UK OKs 1.2GW Moray link for RE

UK energy regulator Ofgem has approved a 1.2GW subsea link spanning the Moray Firth in Scotland to move renewable power from north to south, and announced a shake-up of transmission charging.

Ofgem’s decision means Scottish Hydro Electricity Transmission (SHET) – a subsidiary of utility SSE – can move ahead with the £1.2bn Moray project, which is set for completion during 2018.

The regulator said the link between Caithness and Moray in northern Scotland is needed to “help meet Britain’s renewable target at a lower cost to consumers”.

SSE – which applied to Ofgem to build the link in April 2013 – said: "We will now work with Ofgem on the remaining details and focus on ensuring that the new link is constructed in a safe and responsible way so that the benefits it will bring in unlocking renewable sources of energy for decades to come are realised."

Ofgem also said it will shake-up its transmission charging regime in a way that “recognises that renewable generation uses the system less than traditional forms of generation and so imposes lower costs.

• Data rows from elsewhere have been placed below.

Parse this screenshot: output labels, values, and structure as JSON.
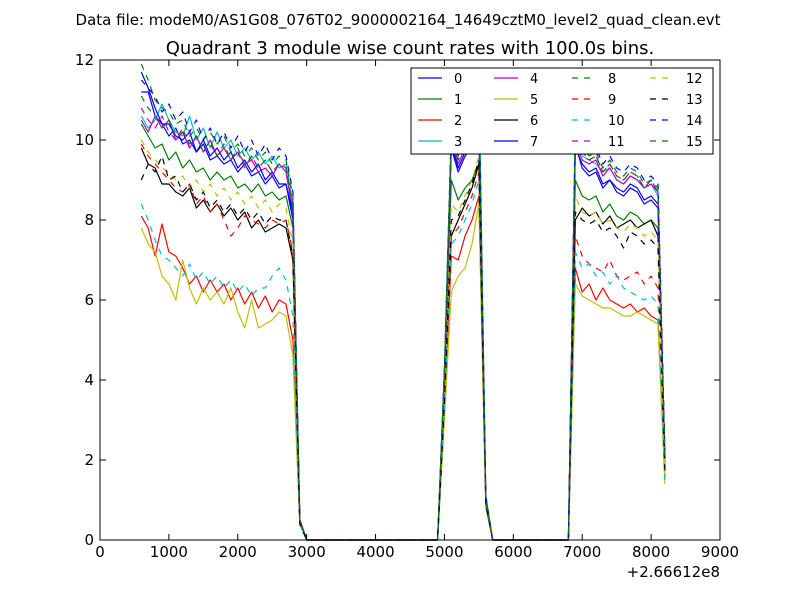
{
  "page": {
    "suptitle": "Data file: modeM0/AS1G08_076T02_9000002164_14649cztM0_level2_quad_clean.evt"
  },
  "chart_data": {
    "type": "line",
    "title": "Quadrant 3 module wise count rates with 100.0s bins.",
    "xlabel": "",
    "ylabel": "",
    "x_offset_label": "+2.66612e8",
    "xlim": [
      0,
      9000
    ],
    "ylim": [
      0,
      12
    ],
    "x_ticks": [
      "0",
      "1000",
      "2000",
      "3000",
      "4000",
      "5000",
      "6000",
      "7000",
      "8000",
      "9000"
    ],
    "y_ticks": [
      "0",
      "2",
      "4",
      "6",
      "8",
      "10",
      "12"
    ],
    "grid": false,
    "legend_position": "top-right",
    "x": [
      600,
      700,
      800,
      900,
      1000,
      1100,
      1200,
      1300,
      1400,
      1500,
      1600,
      1700,
      1800,
      1900,
      2000,
      2100,
      2200,
      2300,
      2400,
      2500,
      2600,
      2700,
      2800,
      2900,
      3000,
      3500,
      4000,
      4500,
      4900,
      5000,
      5100,
      5200,
      5300,
      5400,
      5500,
      5600,
      5700,
      5800,
      6000,
      6500,
      6800,
      6900,
      7000,
      7100,
      7200,
      7300,
      7400,
      7500,
      7600,
      7700,
      7800,
      7900,
      8000,
      8100,
      8200
    ],
    "series": [
      {
        "name": "0",
        "color": "#0000ff",
        "dash": "solid",
        "values": [
          11.2,
          11.2,
          10.6,
          10.4,
          10.1,
          10.3,
          9.9,
          10.0,
          9.7,
          9.9,
          9.5,
          9.6,
          9.4,
          9.5,
          9.2,
          9.4,
          9.1,
          9.2,
          8.9,
          9.1,
          8.8,
          8.9,
          8.0,
          0.5,
          0.0,
          0.0,
          0.0,
          0.0,
          0.0,
          4.0,
          9.8,
          9.2,
          9.6,
          9.8,
          10.2,
          1.0,
          0.0,
          0.0,
          0.0,
          0.0,
          0.0,
          9.8,
          9.4,
          9.2,
          9.3,
          8.9,
          9.0,
          8.8,
          8.7,
          8.9,
          8.8,
          8.5,
          8.6,
          8.4,
          2.0
        ]
      },
      {
        "name": "1",
        "color": "#008000",
        "dash": "solid",
        "values": [
          10.4,
          10.1,
          9.8,
          9.9,
          9.5,
          9.7,
          9.3,
          9.5,
          9.2,
          9.3,
          9.0,
          9.2,
          9.0,
          9.1,
          8.8,
          8.9,
          8.7,
          8.9,
          8.6,
          8.7,
          8.5,
          8.6,
          7.8,
          0.5,
          0.0,
          0.0,
          0.0,
          0.0,
          0.0,
          3.8,
          9.0,
          8.5,
          8.8,
          9.0,
          9.4,
          1.0,
          0.0,
          0.0,
          0.0,
          0.0,
          0.0,
          9.0,
          8.6,
          8.5,
          8.6,
          8.2,
          8.4,
          8.1,
          8.0,
          8.2,
          8.1,
          7.9,
          8.0,
          7.8,
          1.9
        ]
      },
      {
        "name": "2",
        "color": "#ff0000",
        "dash": "solid",
        "values": [
          8.1,
          7.8,
          7.1,
          7.9,
          7.2,
          7.1,
          6.8,
          6.4,
          6.6,
          6.2,
          6.5,
          6.2,
          6.4,
          6.0,
          6.3,
          5.9,
          6.2,
          5.8,
          6.1,
          5.7,
          6.0,
          5.9,
          5.0,
          0.4,
          0.0,
          0.0,
          0.0,
          0.0,
          0.0,
          3.2,
          7.1,
          7.0,
          7.6,
          8.0,
          8.6,
          0.9,
          0.0,
          0.0,
          0.0,
          0.0,
          0.0,
          6.8,
          6.2,
          6.4,
          6.0,
          6.3,
          6.0,
          5.9,
          5.8,
          5.9,
          5.7,
          5.8,
          5.6,
          5.5,
          1.5
        ]
      },
      {
        "name": "3",
        "color": "#00bfbf",
        "dash": "solid",
        "values": [
          10.6,
          10.3,
          10.5,
          10.9,
          10.5,
          10.2,
          10.1,
          10.6,
          10.0,
          10.3,
          9.8,
          10.2,
          9.8,
          10.0,
          9.6,
          9.8,
          9.5,
          9.7,
          9.4,
          9.6,
          9.3,
          9.4,
          8.4,
          0.5,
          0.0,
          0.0,
          0.0,
          0.0,
          0.0,
          4.2,
          10.2,
          9.8,
          10.5,
          11.0,
          11.8,
          1.1,
          0.0,
          0.0,
          0.0,
          0.0,
          0.0,
          10.2,
          9.6,
          9.5,
          9.4,
          9.2,
          9.3,
          9.0,
          8.9,
          9.1,
          9.0,
          8.8,
          8.9,
          8.6,
          2.1
        ]
      },
      {
        "name": "4",
        "color": "#bf00bf",
        "dash": "solid",
        "values": [
          10.5,
          10.2,
          10.6,
          10.3,
          10.5,
          10.0,
          10.2,
          9.8,
          10.1,
          9.7,
          10.0,
          9.6,
          9.8,
          9.5,
          9.7,
          9.4,
          9.5,
          9.2,
          9.3,
          9.1,
          9.4,
          9.2,
          8.2,
          0.5,
          0.0,
          0.0,
          0.0,
          0.0,
          0.0,
          4.0,
          9.9,
          9.4,
          9.8,
          10.2,
          10.8,
          1.0,
          0.0,
          0.0,
          0.0,
          0.0,
          0.0,
          9.9,
          9.5,
          9.4,
          9.5,
          9.1,
          9.3,
          9.0,
          8.9,
          9.1,
          9.0,
          8.8,
          8.9,
          8.7,
          2.0
        ]
      },
      {
        "name": "5",
        "color": "#bfbf00",
        "dash": "solid",
        "values": [
          7.8,
          7.4,
          7.2,
          6.6,
          6.4,
          6.0,
          7.0,
          6.3,
          5.9,
          6.3,
          6.0,
          6.2,
          5.9,
          6.3,
          5.7,
          5.3,
          6.0,
          5.3,
          5.4,
          5.5,
          5.7,
          5.6,
          4.6,
          0.4,
          0.0,
          0.0,
          0.0,
          0.0,
          0.0,
          3.0,
          6.2,
          6.6,
          6.8,
          7.4,
          8.4,
          0.8,
          0.0,
          0.0,
          0.0,
          0.0,
          0.0,
          6.4,
          6.1,
          6.0,
          5.9,
          5.8,
          5.8,
          5.7,
          5.6,
          5.6,
          5.7,
          5.6,
          5.5,
          5.4,
          1.4
        ]
      },
      {
        "name": "6",
        "color": "#000000",
        "dash": "solid",
        "values": [
          9.8,
          9.4,
          9.3,
          8.9,
          8.9,
          8.7,
          8.6,
          8.8,
          8.3,
          8.5,
          8.2,
          8.4,
          8.1,
          8.3,
          8.0,
          8.2,
          7.8,
          8.0,
          7.7,
          7.8,
          7.9,
          7.8,
          7.0,
          0.5,
          0.0,
          0.0,
          0.0,
          0.0,
          0.0,
          3.6,
          7.6,
          8.0,
          8.4,
          8.8,
          9.4,
          0.9,
          0.0,
          0.0,
          0.0,
          0.0,
          0.0,
          8.0,
          8.3,
          8.1,
          8.2,
          7.9,
          8.1,
          7.8,
          7.9,
          8.0,
          7.8,
          7.9,
          8.0,
          7.6,
          1.8
        ]
      },
      {
        "name": "7",
        "color": "#0000ff",
        "dash": "solid",
        "values": [
          11.7,
          11.3,
          10.8,
          10.4,
          10.4,
          10.1,
          10.0,
          10.2,
          9.7,
          10.0,
          9.6,
          9.8,
          9.5,
          9.7,
          9.3,
          9.5,
          9.2,
          9.4,
          9.0,
          9.2,
          8.9,
          8.9,
          8.2,
          0.5,
          0.0,
          0.0,
          0.0,
          0.0,
          0.0,
          4.1,
          9.9,
          9.3,
          9.7,
          10.0,
          10.4,
          1.0,
          0.0,
          0.0,
          0.0,
          0.0,
          0.0,
          9.9,
          9.3,
          9.1,
          9.2,
          8.8,
          9.0,
          8.7,
          8.6,
          8.8,
          8.7,
          8.4,
          8.5,
          8.3,
          2.0
        ]
      },
      {
        "name": "8",
        "color": "#008000",
        "dash": "dashed",
        "values": [
          11.9,
          11.5,
          11.0,
          10.8,
          10.7,
          10.4,
          10.5,
          10.1,
          10.3,
          10.0,
          10.2,
          9.9,
          10.1,
          9.7,
          9.9,
          9.6,
          9.8,
          9.5,
          9.7,
          9.4,
          9.6,
          9.5,
          8.6,
          0.5,
          0.0,
          0.0,
          0.0,
          0.0,
          0.0,
          4.3,
          10.1,
          9.6,
          10.0,
          10.3,
          10.9,
          1.1,
          0.0,
          0.0,
          0.0,
          0.0,
          0.0,
          10.4,
          9.8,
          9.6,
          9.7,
          9.3,
          9.5,
          9.2,
          9.1,
          9.3,
          9.2,
          8.9,
          9.0,
          8.8,
          2.1
        ]
      },
      {
        "name": "9",
        "color": "#ff0000",
        "dash": "dashed",
        "values": [
          9.9,
          9.6,
          9.4,
          9.2,
          9.0,
          8.8,
          8.7,
          8.9,
          8.4,
          8.6,
          8.2,
          8.4,
          8.0,
          7.6,
          7.8,
          8.1,
          8.0,
          7.9,
          7.8,
          8.0,
          7.9,
          8.0,
          7.2,
          0.4,
          0.0,
          0.0,
          0.0,
          0.0,
          0.0,
          3.4,
          7.6,
          7.8,
          8.2,
          8.6,
          9.2,
          0.9,
          0.0,
          0.0,
          0.0,
          0.0,
          0.0,
          7.6,
          7.1,
          6.9,
          6.8,
          6.7,
          7.0,
          6.6,
          6.5,
          6.6,
          6.7,
          6.4,
          6.6,
          6.3,
          1.6
        ]
      },
      {
        "name": "10",
        "color": "#00bfbf",
        "dash": "dashed",
        "values": [
          8.4,
          8.0,
          7.5,
          7.1,
          7.0,
          6.8,
          6.6,
          6.9,
          6.5,
          6.7,
          6.4,
          6.6,
          6.3,
          6.5,
          6.2,
          6.4,
          6.1,
          6.3,
          6.3,
          6.6,
          6.8,
          6.5,
          5.6,
          0.4,
          0.0,
          0.0,
          0.0,
          0.0,
          0.0,
          3.3,
          7.4,
          7.6,
          8.0,
          8.4,
          9.0,
          0.9,
          0.0,
          0.0,
          0.0,
          0.0,
          0.0,
          7.2,
          6.8,
          6.9,
          6.6,
          6.7,
          6.4,
          6.6,
          6.3,
          6.2,
          6.1,
          6.0,
          6.1,
          5.9,
          1.5
        ]
      },
      {
        "name": "11",
        "color": "#bf00bf",
        "dash": "dashed",
        "values": [
          10.8,
          10.5,
          10.3,
          10.6,
          10.2,
          10.0,
          10.3,
          9.8,
          10.1,
          9.7,
          9.9,
          9.6,
          9.8,
          9.5,
          9.7,
          9.3,
          9.6,
          9.3,
          9.5,
          9.2,
          9.4,
          9.3,
          8.3,
          0.5,
          0.0,
          0.0,
          0.0,
          0.0,
          0.0,
          4.1,
          10.0,
          9.5,
          9.9,
          10.3,
          10.9,
          1.0,
          0.0,
          0.0,
          0.0,
          0.0,
          0.0,
          10.1,
          9.6,
          9.5,
          9.6,
          9.2,
          9.4,
          9.1,
          9.0,
          9.2,
          9.1,
          8.8,
          9.0,
          8.7,
          2.0
        ]
      },
      {
        "name": "12",
        "color": "#bfbf00",
        "dash": "dashed",
        "values": [
          10.0,
          9.7,
          9.5,
          9.3,
          9.2,
          9.0,
          9.1,
          8.8,
          9.0,
          8.7,
          8.9,
          8.6,
          8.8,
          8.5,
          8.7,
          8.4,
          8.6,
          8.3,
          8.5,
          8.2,
          8.4,
          8.3,
          7.4,
          0.4,
          0.0,
          0.0,
          0.0,
          0.0,
          0.0,
          3.5,
          8.4,
          8.2,
          8.6,
          9.0,
          9.6,
          0.9,
          0.0,
          0.0,
          0.0,
          0.0,
          0.0,
          8.6,
          8.2,
          8.1,
          8.2,
          7.9,
          8.0,
          7.8,
          7.7,
          7.9,
          7.8,
          7.6,
          7.7,
          7.5,
          1.7
        ]
      },
      {
        "name": "13",
        "color": "#000000",
        "dash": "dashed",
        "values": [
          9.0,
          9.4,
          9.2,
          9.6,
          9.0,
          9.1,
          8.7,
          8.9,
          8.5,
          8.7,
          8.3,
          8.5,
          8.2,
          8.4,
          8.1,
          8.3,
          8.0,
          8.2,
          7.9,
          8.1,
          8.0,
          8.0,
          7.1,
          0.4,
          0.0,
          0.0,
          0.0,
          0.0,
          0.0,
          3.4,
          8.0,
          8.1,
          8.5,
          8.9,
          9.5,
          0.9,
          0.0,
          0.0,
          0.0,
          0.0,
          0.0,
          8.2,
          8.0,
          7.9,
          8.0,
          7.7,
          7.8,
          7.6,
          7.3,
          7.7,
          7.6,
          7.4,
          7.5,
          7.3,
          1.7
        ]
      },
      {
        "name": "14",
        "color": "#0000ff",
        "dash": "dashed",
        "values": [
          11.5,
          11.3,
          11.1,
          10.7,
          10.9,
          10.5,
          10.7,
          10.2,
          10.5,
          10.0,
          10.3,
          9.9,
          10.2,
          9.8,
          10.1,
          9.7,
          10.0,
          9.6,
          9.9,
          9.5,
          9.8,
          9.6,
          8.7,
          0.5,
          0.0,
          0.0,
          0.0,
          0.0,
          0.0,
          4.3,
          10.3,
          9.8,
          10.2,
          10.6,
          11.2,
          1.1,
          0.0,
          0.0,
          0.0,
          0.0,
          0.0,
          10.5,
          9.9,
          9.7,
          9.8,
          9.4,
          9.6,
          9.3,
          9.2,
          9.4,
          9.3,
          9.0,
          9.1,
          8.9,
          2.2
        ]
      },
      {
        "name": "15",
        "color": "#008000",
        "dash": "dashed",
        "values": [
          11.1,
          10.8,
          10.6,
          10.3,
          10.5,
          10.1,
          10.2,
          9.9,
          10.1,
          9.7,
          10.0,
          9.6,
          9.9,
          9.5,
          9.8,
          9.4,
          9.6,
          9.3,
          9.5,
          9.2,
          9.4,
          9.3,
          8.4,
          0.5,
          0.0,
          0.0,
          0.0,
          0.0,
          0.0,
          4.2,
          10.0,
          9.5,
          9.9,
          10.2,
          10.8,
          1.0,
          0.0,
          0.0,
          0.0,
          0.0,
          0.0,
          10.2,
          9.7,
          9.5,
          9.6,
          9.2,
          9.4,
          9.1,
          9.0,
          9.2,
          9.1,
          8.8,
          9.0,
          8.7,
          2.0
        ]
      }
    ]
  }
}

“The change will therefore more accurately reflect the costs that different generators put on the electricity network.”

The move follows a lengthy consultation by the regulator against a background of complaints by the renewables sector that the existing system discriminated against generation by wind and marine sources, which are often necessarily remote from population centres.

Ofgem said of the new regime, which takes effect from 1 April 2016: “The new arrangements more accurately reflect the costs of Britain’s diverse energy generation and will lead to lower costs overall for consumers.”